A nation’s economic growth and social wellbeing are indicated by urbanisation and housing. India’s urban population is likely to reach 60 crore by 2031 up from 37.7 crore today (source: The Economic Times). However, the housing has not grown at the same pace. 96% of housing shortage is accounted for by the economically weaker sections (EWS) and lower income groups (LIGs).
To fill this growing gap, the government of India has announced an ambitious plan- ‘Housing for All by 2020’. A number of initiatives have been taken to make this a reality. A subsidised interest rate of 4% has been facilitated on housing loans up to INR 9 lakh and rebate stands at 3% on loans up to INR 12 lakh. Infrastructure status has been granted to affordable housing. The developers can avail more economical sources of funding, including external commercial borrowings. Developers will also get a year’s time to pay tax on notional rental income on completed but unsold projects. The tenure for long term capital gains has been reduced to two years from the current three years. The promoters will get an extended time period of up to five years as against the earlier three years for completion of projects.
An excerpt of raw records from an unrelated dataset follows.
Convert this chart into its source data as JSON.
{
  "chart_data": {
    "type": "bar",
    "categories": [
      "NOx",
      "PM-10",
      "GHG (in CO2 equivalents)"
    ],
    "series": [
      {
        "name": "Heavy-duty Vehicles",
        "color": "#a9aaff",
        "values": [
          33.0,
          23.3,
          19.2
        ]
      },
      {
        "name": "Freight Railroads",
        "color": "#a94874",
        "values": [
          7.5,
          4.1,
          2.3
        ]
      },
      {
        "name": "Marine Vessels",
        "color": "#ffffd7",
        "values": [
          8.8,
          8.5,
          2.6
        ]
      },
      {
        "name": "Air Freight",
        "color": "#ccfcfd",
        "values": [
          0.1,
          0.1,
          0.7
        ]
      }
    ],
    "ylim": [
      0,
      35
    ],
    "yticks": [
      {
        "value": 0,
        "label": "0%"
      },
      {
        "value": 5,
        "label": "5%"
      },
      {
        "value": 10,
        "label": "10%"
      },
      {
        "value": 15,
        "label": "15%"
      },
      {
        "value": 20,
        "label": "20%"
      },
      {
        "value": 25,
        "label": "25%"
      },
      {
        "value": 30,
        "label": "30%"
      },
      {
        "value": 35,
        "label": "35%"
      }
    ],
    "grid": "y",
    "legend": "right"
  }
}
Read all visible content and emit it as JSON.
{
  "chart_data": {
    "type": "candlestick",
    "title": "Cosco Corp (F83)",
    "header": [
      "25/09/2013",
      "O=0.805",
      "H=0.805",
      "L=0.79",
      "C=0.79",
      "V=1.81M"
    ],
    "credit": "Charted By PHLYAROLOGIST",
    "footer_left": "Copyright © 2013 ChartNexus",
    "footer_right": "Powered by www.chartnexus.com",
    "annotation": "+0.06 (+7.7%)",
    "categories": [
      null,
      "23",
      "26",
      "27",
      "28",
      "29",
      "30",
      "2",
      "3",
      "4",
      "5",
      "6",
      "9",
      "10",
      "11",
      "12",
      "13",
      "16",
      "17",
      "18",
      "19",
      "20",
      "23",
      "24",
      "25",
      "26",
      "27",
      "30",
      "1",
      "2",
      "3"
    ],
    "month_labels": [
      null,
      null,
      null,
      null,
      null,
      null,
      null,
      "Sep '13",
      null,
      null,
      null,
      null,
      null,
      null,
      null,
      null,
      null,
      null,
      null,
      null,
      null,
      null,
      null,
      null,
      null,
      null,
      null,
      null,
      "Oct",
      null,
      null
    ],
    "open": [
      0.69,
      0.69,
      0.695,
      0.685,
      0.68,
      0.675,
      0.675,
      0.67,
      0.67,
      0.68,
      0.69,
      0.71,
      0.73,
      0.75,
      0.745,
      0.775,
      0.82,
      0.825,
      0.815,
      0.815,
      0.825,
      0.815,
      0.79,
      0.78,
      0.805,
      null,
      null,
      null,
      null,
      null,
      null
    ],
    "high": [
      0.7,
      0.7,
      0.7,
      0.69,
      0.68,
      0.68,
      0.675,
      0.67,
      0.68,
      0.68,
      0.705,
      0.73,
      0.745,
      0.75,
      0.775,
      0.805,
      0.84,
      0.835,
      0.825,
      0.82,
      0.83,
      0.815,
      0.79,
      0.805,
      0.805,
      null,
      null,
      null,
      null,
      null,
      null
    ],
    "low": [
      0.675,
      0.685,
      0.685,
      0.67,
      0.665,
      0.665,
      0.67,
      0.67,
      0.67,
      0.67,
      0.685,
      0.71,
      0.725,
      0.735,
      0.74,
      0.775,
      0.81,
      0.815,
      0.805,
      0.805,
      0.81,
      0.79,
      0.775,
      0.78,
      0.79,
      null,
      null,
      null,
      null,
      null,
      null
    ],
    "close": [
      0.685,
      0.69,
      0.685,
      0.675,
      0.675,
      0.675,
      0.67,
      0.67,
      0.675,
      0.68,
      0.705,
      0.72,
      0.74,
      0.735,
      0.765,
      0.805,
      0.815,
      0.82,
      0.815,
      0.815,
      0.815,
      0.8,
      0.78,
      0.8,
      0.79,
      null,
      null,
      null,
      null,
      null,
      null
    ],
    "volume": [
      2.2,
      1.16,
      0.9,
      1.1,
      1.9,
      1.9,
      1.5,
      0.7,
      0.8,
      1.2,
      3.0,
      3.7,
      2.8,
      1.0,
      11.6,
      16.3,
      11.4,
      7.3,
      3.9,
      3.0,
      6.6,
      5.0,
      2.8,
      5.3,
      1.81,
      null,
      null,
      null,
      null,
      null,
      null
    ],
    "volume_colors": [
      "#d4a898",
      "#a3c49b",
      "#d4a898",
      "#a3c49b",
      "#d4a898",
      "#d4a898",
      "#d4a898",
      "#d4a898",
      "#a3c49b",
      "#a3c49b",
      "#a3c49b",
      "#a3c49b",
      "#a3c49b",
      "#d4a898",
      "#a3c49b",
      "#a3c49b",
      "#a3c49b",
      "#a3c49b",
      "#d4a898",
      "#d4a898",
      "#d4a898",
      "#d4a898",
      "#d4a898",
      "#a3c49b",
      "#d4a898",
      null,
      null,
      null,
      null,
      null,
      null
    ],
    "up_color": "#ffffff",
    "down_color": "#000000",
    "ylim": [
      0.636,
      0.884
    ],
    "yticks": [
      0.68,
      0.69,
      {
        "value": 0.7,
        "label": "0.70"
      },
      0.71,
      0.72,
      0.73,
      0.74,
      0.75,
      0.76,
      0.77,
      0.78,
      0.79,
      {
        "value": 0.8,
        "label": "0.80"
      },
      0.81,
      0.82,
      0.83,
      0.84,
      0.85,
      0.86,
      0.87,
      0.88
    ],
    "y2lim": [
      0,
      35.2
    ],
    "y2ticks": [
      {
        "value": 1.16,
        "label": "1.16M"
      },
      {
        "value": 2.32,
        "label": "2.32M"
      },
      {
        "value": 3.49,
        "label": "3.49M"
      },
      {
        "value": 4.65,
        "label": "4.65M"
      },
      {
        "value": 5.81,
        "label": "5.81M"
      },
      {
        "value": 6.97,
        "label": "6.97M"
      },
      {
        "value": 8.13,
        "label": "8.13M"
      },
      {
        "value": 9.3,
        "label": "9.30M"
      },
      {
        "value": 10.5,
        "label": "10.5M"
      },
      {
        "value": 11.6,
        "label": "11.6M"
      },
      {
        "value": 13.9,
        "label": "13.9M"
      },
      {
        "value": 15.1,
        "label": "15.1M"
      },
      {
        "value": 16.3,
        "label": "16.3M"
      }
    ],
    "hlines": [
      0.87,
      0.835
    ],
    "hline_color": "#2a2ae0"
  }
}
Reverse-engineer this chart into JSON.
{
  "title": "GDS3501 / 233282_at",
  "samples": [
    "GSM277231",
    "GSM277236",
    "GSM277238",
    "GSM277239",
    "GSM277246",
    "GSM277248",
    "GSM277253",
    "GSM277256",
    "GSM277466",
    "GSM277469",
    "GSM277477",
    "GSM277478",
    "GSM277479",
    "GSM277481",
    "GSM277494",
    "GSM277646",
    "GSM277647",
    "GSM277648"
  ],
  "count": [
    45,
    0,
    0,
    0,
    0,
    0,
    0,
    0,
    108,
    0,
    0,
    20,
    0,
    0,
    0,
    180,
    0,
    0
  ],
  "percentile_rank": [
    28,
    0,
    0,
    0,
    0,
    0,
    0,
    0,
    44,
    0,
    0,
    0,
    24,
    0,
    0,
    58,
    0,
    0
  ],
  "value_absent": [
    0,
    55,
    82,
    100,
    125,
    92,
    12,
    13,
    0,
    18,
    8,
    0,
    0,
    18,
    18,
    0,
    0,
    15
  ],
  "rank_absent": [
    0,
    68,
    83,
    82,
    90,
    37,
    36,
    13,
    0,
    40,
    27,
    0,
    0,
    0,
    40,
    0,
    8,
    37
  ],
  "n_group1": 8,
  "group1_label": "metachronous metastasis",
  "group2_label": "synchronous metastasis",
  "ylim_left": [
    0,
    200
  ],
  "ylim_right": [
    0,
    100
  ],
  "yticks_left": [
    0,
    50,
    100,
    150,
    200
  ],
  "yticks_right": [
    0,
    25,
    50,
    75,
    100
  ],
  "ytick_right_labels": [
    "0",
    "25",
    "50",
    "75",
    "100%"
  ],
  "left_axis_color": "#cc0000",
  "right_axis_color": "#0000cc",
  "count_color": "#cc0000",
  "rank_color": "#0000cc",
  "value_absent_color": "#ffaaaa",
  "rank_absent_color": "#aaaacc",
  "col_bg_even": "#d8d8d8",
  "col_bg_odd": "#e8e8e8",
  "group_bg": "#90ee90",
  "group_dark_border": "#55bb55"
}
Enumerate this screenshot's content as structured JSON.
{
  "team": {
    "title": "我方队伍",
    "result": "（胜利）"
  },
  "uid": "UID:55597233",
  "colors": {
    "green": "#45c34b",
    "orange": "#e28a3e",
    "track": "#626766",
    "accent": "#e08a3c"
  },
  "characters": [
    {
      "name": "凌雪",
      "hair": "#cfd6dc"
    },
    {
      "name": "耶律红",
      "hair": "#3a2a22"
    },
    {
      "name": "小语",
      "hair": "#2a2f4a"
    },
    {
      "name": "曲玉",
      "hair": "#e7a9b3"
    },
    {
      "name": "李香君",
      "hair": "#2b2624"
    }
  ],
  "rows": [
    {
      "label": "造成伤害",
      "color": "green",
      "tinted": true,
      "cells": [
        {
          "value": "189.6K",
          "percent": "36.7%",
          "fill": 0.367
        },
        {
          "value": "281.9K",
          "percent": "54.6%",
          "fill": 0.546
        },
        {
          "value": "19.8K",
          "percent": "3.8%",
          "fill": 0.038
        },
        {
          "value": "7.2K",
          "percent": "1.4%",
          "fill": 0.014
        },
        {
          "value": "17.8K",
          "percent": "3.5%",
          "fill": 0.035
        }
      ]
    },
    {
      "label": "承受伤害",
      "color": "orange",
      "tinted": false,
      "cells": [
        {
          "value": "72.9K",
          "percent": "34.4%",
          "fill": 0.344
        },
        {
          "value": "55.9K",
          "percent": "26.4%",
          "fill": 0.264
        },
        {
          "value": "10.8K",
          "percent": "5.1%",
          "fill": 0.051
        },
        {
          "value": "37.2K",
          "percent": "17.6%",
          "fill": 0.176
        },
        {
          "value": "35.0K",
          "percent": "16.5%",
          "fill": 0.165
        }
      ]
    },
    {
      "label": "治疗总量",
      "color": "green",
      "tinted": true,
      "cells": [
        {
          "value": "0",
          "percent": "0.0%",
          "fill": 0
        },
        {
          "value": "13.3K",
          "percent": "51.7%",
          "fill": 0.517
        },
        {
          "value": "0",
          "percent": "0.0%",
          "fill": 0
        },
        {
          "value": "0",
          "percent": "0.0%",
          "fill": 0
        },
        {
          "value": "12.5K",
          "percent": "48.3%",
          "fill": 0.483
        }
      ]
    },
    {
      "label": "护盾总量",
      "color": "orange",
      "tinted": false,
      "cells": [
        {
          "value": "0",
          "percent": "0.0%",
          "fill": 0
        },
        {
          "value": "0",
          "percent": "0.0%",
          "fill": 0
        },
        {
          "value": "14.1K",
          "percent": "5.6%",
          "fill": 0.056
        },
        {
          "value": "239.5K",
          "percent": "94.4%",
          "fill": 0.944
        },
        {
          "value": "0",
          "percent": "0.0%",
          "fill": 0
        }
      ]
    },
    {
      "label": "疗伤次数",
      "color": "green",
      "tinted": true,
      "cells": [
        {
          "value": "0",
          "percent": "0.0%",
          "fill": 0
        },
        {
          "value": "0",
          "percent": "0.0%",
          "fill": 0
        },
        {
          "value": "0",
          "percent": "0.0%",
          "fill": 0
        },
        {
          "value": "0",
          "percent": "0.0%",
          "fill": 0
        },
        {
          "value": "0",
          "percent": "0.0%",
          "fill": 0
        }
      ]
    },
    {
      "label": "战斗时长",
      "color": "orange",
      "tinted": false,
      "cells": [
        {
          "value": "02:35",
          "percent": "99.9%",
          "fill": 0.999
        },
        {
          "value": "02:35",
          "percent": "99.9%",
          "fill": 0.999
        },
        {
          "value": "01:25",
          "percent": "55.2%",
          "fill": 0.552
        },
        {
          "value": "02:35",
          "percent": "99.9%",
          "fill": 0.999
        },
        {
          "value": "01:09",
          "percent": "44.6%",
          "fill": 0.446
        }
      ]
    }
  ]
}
In addition to this, the leading housing finance companied (HFCs) are now offering tailor-made affordable housing schemes at 8.5-9%. A higher loan-to-value ratio is being offered to borrowers. Up to 85% can be availed for housing units that are ready or nearing completion. Individuals such as professionals and businessmen find it difficult to get credit from traditional lenders and thus, the products offered by HFCs are more accessible and appealing.
All things considered, the target of housing for all be 2022 seems like an achievable target.